I looked over some random writings I have done in a notebook the past month or so. I have my own version of a word cloud going on. I will try to make an actual word cloud someday. I have things I wrote while in a deep funk. I wrote daily goals to keep myself on track. Of course shortly after writing they were cast aside. Here are a few nuggets;
“Staying positive is tiring”
“I don’t know why, why I am I not in on the secret” (this is both directly and indirectly related to the concept in the book “The Secret” by Rhonda Byrne)….this I wrote because I feel I was never guided towards a positive, happy, abundance seeking existence…it took me over 50 years to realize I was going the wrong way. I have a hard time explaining what I truly mean by this. I want to guide my son back to his happy self as he was when he was young. I see him as a more extreme version of my former self….I don’t wish that path on anyone. It is self defeating. I hope to make my other two children understand this too. We are not the worker bees, we are the kings and queens.
The pathetic poem I wrote while in the downward ride of my rollercoaster life;
Don’t Live An Empty Lonely Life
Living up to other’s expectations, is the quickest way to push you down. One minute you hear praise, take a bow, wear a crown. Then life goes on and yours abruptly stops. The cycle repeats, it happens at work, at home, while rolling in the clover, you wake up one day and find your life is half over. Everything you invested did not help you learn, fuck the takers, and take your turn. Help yourself, be selfish, you can’t help others until you help yourself. Tattered clothes, teary eyes, a dog with nails that curve as they grow. [feel] This empty life with no where to go. No one to love, no one to share, no one knows, no one cares. Your personality hidden, too embarrassed, bed ridden.
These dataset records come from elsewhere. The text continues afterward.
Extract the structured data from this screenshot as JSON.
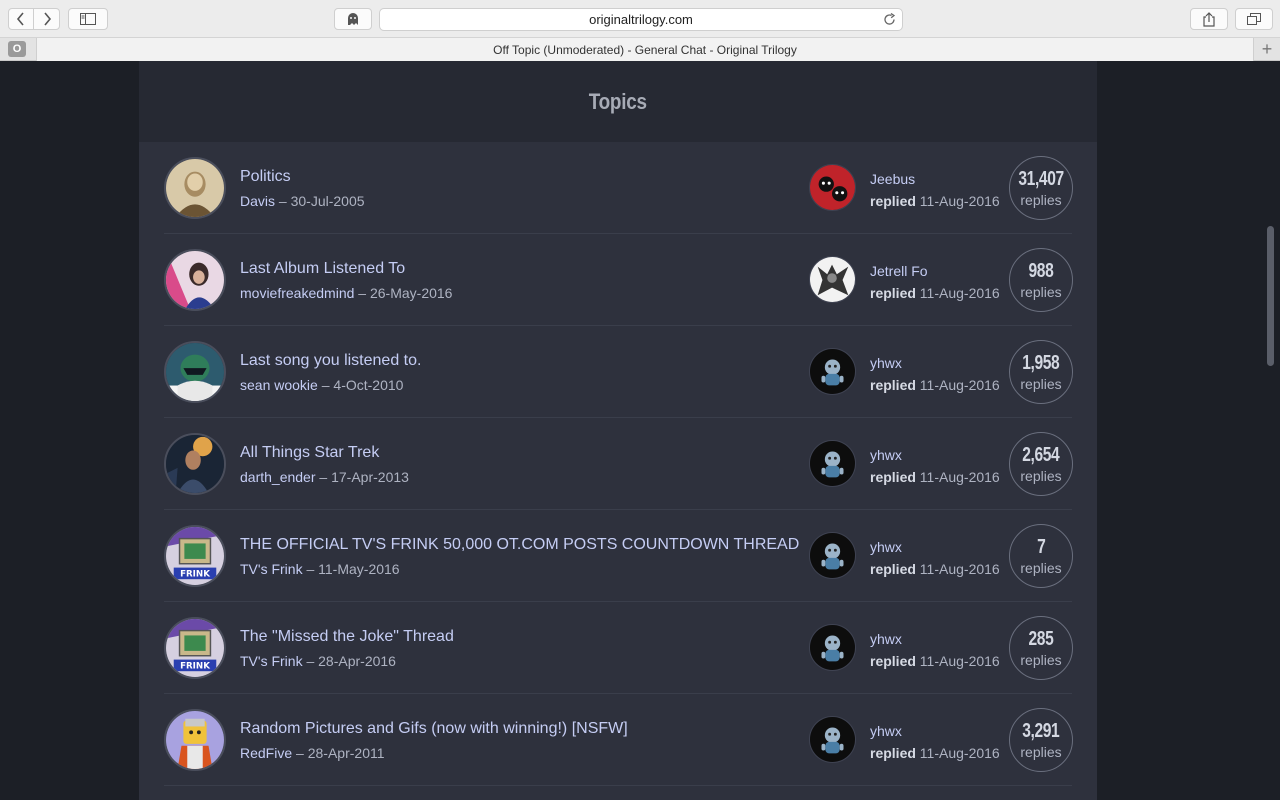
{
  "browser": {
    "url": "originaltrilogy.com",
    "tab_title": "Off Topic (Unmoderated) - General Chat - Original Trilogy",
    "favicon_letter": "O"
  },
  "section": {
    "title": "Topics"
  },
  "topics": [
    {
      "title": "Politics",
      "author": "Davis",
      "date": "30-Jul-2005",
      "last_user": "Jeebus",
      "replied_label": "replied",
      "last_date": "11-Aug-2016",
      "count": "31,407",
      "count_label": "replies"
    },
    {
      "title": "Last Album Listened To",
      "author": "moviefreakedmind",
      "date": "26-May-2016",
      "last_user": "Jetrell Fo",
      "replied_label": "replied",
      "last_date": "11-Aug-2016",
      "count": "988",
      "count_label": "replies"
    },
    {
      "title": "Last song you listened to.",
      "author": "sean wookie",
      "date": "4-Oct-2010",
      "last_user": "yhwx",
      "replied_label": "replied",
      "last_date": "11-Aug-2016",
      "count": "1,958",
      "count_label": "replies"
    },
    {
      "title": "All Things Star Trek",
      "author": "darth_ender",
      "date": "17-Apr-2013",
      "last_user": "yhwx",
      "replied_label": "replied",
      "last_date": "11-Aug-2016",
      "count": "2,654",
      "count_label": "replies"
    },
    {
      "title": "THE OFFICIAL TV'S FRINK 50,000 OT.COM POSTS COUNTDOWN THREAD",
      "author": "TV's Frink",
      "date": "11-May-2016",
      "last_user": "yhwx",
      "replied_label": "replied",
      "last_date": "11-Aug-2016",
      "count": "7",
      "count_label": "replies",
      "avatar_text": "FRINK"
    },
    {
      "title": "The \"Missed the Joke\" Thread",
      "author": "TV's Frink",
      "date": "28-Apr-2016",
      "last_user": "yhwx",
      "replied_label": "replied",
      "last_date": "11-Aug-2016",
      "count": "285",
      "count_label": "replies",
      "avatar_text": "FRINK"
    },
    {
      "title": "Random Pictures and Gifs (now with winning!) [NSFW]",
      "author": "RedFive",
      "date": "28-Apr-2011",
      "last_user": "yhwx",
      "replied_label": "replied",
      "last_date": "11-Aug-2016",
      "count": "3,291",
      "count_label": "replies"
    }
  ],
  "meta_separator": "–",
  "colors": {
    "panel": "#2e313d",
    "header": "#262933",
    "link": "#c5cdf4",
    "page_bg": "#1c1f26"
  }
}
Here is a list of some of my name change brainstorming…..Brain Blips, Am I There Yet?, The Legacy of _____, From the mythical (rest unfinished)
Here is my brainstorm list of taglines…..In search of more love using less brains (really lol), Year after year, wish you were here (don’t tell pink floyd), The legacy of my long search yada yada, I am sending vibrations out to the universe (what the hell was I smoking), This is IT! This moment in time, my only chance, Dear Universe
Here is what I did today, some laundry plus made my son put his away. Took the dog to the vet to get her blood test, meds refill and nails clipped. It is her gotcha day tomorrow, we have loved her for 8 years, so she is at least 9 years old. I think I will give her canned pumpkin for a treat. I gave Luna some coconut oil, to see if her skin bumps would go away…she did not eat it yet, so tomorrow I will melt it and drizzle on her food. I spent some time reading other bloggers posts, and liking and subscribing their blogs. I spilled some sauce eating dinner on the new shirt my sister gave me for Christmas. This is why I don’t have good stuff…lol. I made what I called double chalupas with spinach and cheddar and salsa. They were yummy, but messy even with two tortillas. I just made up the name chalupa or stole it from Taco Bell….mine have low sodium. except for the cheese and zero meat.